The Green New Deal – Jeremy Rifkin
These days there is a lot of talk of a “Green New Deal”, and each version is usually much different from another. We have no idea, but there are probably a 100 “Green New Deals”. So lets just say we in an attempt to at clarity would like to call the phenomena “Positive Climate Change Actions”.
Jeremy Rifkin, a renowned economic theorist has written a book titled “The Green New Deal” and is based on real life experience wrapped around a necessary amount of theory. His real time experience involves time as an advisor to China and the EU, the countries in the forefront of dealing with Climate Change, albeit China starting with the biggest problem. To us this book is a good place to start.

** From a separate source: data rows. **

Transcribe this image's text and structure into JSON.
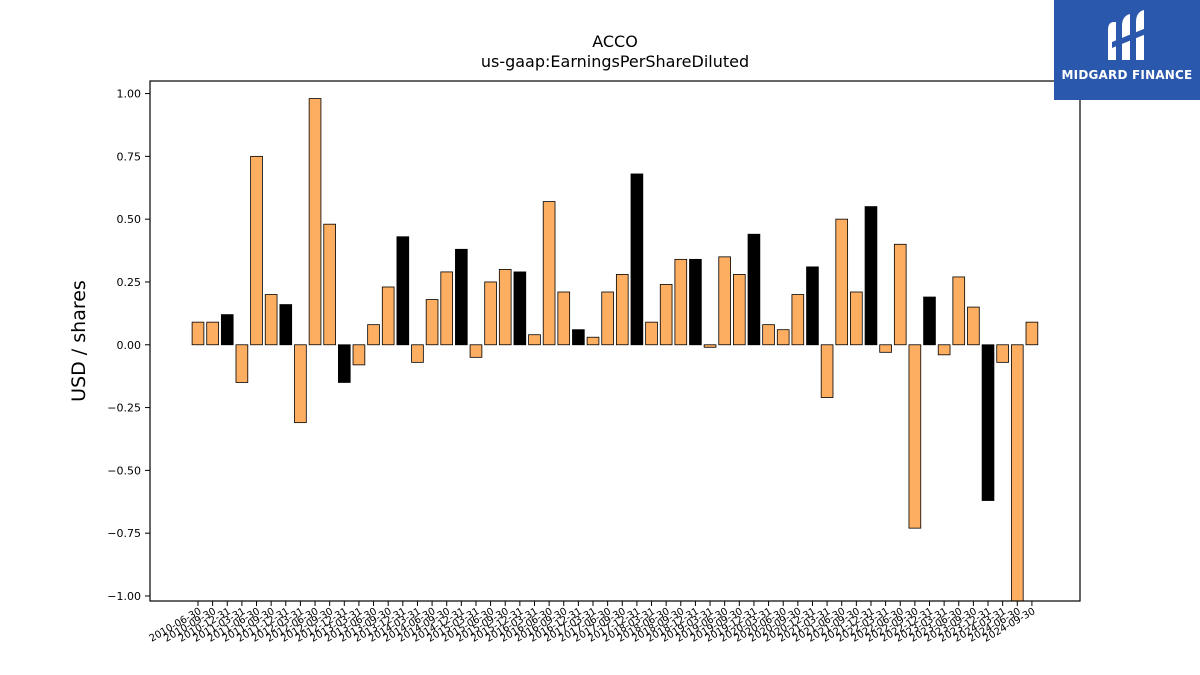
{
  "chart_data": {
    "type": "bar",
    "title": "ACCO",
    "subtitle": "us-gaap:EarningsPerShareDiluted",
    "xlabel": "",
    "ylabel": "USD / shares",
    "ylim": [
      -1.02,
      1.05
    ],
    "yticks": [
      1.0,
      0.75,
      0.5,
      0.25,
      0.0,
      -0.25,
      -0.5,
      -0.75,
      -1.0
    ],
    "ytick_labels": [
      "1.00",
      "0.75",
      "0.50",
      "0.25",
      "0.00",
      "−0.25",
      "−0.50",
      "−0.75",
      "−1.00"
    ],
    "grid": false,
    "legend": "none",
    "colors": {
      "quarter": "#fdae61",
      "annual": "#000000",
      "edge": "#000000"
    },
    "categories": [
      "2010-06-30",
      "2010-09-30",
      "2010-12-31",
      "2011-03-31",
      "2011-06-30",
      "2011-09-30",
      "2011-12-31",
      "2012-03-31",
      "2012-06-30",
      "2012-09-30",
      "2012-12-31",
      "2013-03-31",
      "2013-06-30",
      "2013-09-30",
      "2013-12-31",
      "2014-03-31",
      "2014-06-30",
      "2014-09-30",
      "2014-12-31",
      "2015-03-31",
      "2015-06-30",
      "2015-09-30",
      "2015-12-31",
      "2016-03-31",
      "2016-06-30",
      "2016-09-30",
      "2016-12-31",
      "2017-03-31",
      "2017-06-30",
      "2017-09-30",
      "2017-12-31",
      "2018-03-31",
      "2018-06-30",
      "2018-09-30",
      "2018-12-31",
      "2019-03-31",
      "2019-06-30",
      "2019-09-30",
      "2019-12-31",
      "2020-03-31",
      "2020-06-30",
      "2020-09-30",
      "2020-12-31",
      "2021-03-31",
      "2021-06-30",
      "2021-09-30",
      "2021-12-31",
      "2022-03-31",
      "2022-06-30",
      "2022-09-30",
      "2022-12-31",
      "2023-03-31",
      "2023-06-30",
      "2023-09-30",
      "2023-12-31",
      "2024-03-31",
      "2024-06-30",
      "2024-09-30"
    ],
    "values": [
      0.09,
      0.09,
      0.12,
      -0.15,
      0.75,
      0.2,
      0.16,
      -0.31,
      0.98,
      0.48,
      -0.15,
      -0.08,
      0.08,
      0.23,
      0.43,
      -0.07,
      0.18,
      0.29,
      0.38,
      -0.05,
      0.25,
      0.3,
      0.29,
      0.04,
      0.57,
      0.21,
      0.06,
      0.03,
      0.21,
      0.28,
      0.68,
      0.09,
      0.24,
      0.34,
      0.34,
      -0.01,
      0.35,
      0.28,
      0.44,
      0.08,
      0.06,
      0.2,
      0.31,
      -0.21,
      0.5,
      0.21,
      0.55,
      -0.03,
      0.4,
      -0.73,
      0.19,
      -0.04,
      0.27,
      0.15,
      -0.62,
      -0.07,
      -1.02,
      0.09
    ],
    "annual": [
      false,
      false,
      true,
      false,
      false,
      false,
      true,
      false,
      false,
      false,
      true,
      false,
      false,
      false,
      true,
      false,
      false,
      false,
      true,
      false,
      false,
      false,
      true,
      false,
      false,
      false,
      true,
      false,
      false,
      false,
      true,
      false,
      false,
      false,
      true,
      false,
      false,
      false,
      true,
      false,
      false,
      false,
      true,
      false,
      false,
      false,
      true,
      false,
      false,
      false,
      true,
      false,
      false,
      false,
      true,
      false,
      false,
      false
    ]
  },
  "logo": {
    "text": "MIDGARD FINANCE",
    "icon": "midgard-m-logo-icon"
  }
}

What Rifkin refers to as the Third Industrialization, the rethinking of our energy, infrastructure, transportation, and housing sectors along with how we live in a way to lower carbon emissions is to our way of thinking, the core Green Issue. Like other books and movements focusing on The Green New Deal, how this evolves has a many variations.
Rifkin’s view, based on his first hand experience, of how this evolves can be summed up as 1) increasing renewable energy, 2) accelerating energy efficiency, and 3) reducing the carbon footprint. In essence to make this all happen, a national architecture is needed to assemble into a grid the core local energy sources of wind and solar.
As he says in the concluding chapter, “It’s the Infrastructure Stupid”. The great paradigm changes in human history are infrastructure revolutions that change our temporal/spatial orientation, our economic models, our forms of governance, our cognition, and our very worldview.
He goes on to say, in forager/hunter societies, empathy only extended to blood ties and kinship and the sharing of a common ancestral worldview.
In the agricultural civilizations which followed, empathy extended to those who shared a common religious affiliation.
Next we saw the First Industrialization Revolution in the 19th century wherein empathy extended to figurative families based on a collectives sense of national loyalty to the motherland, a nation state identity.
In the Second Industrial Revolution in the 20th Century, empathy extended to like cosmopolitan and professional ties in an increasingly borderless world.
In the emerging Third Industrial Revolution we are seeing digital natives extending empathy in a more expansive way, as members of a threatened species on a destabilizing earth. Awareness and learning to live with all the planetary agencies is what takes us from dominion to stewardship. Heavy stuff, if we do say so.
Moving on to a later portion of the book Rifkin goes deeper into distributed local energy sources that will go hand in hand with distributed governance. What this means is that development of a smart green infrastructure will be locally driven within a national architecture. He sees what he calls peer groups of civic minded community spirit leading this decentralized energy zero-emissions infrastructure transition.
His bottom line is that the existential magnitude of the climate change crisis is of a kind humanity has never before been confronted. It requires a multigenerational form of commons governance that can continue into the indefinite future.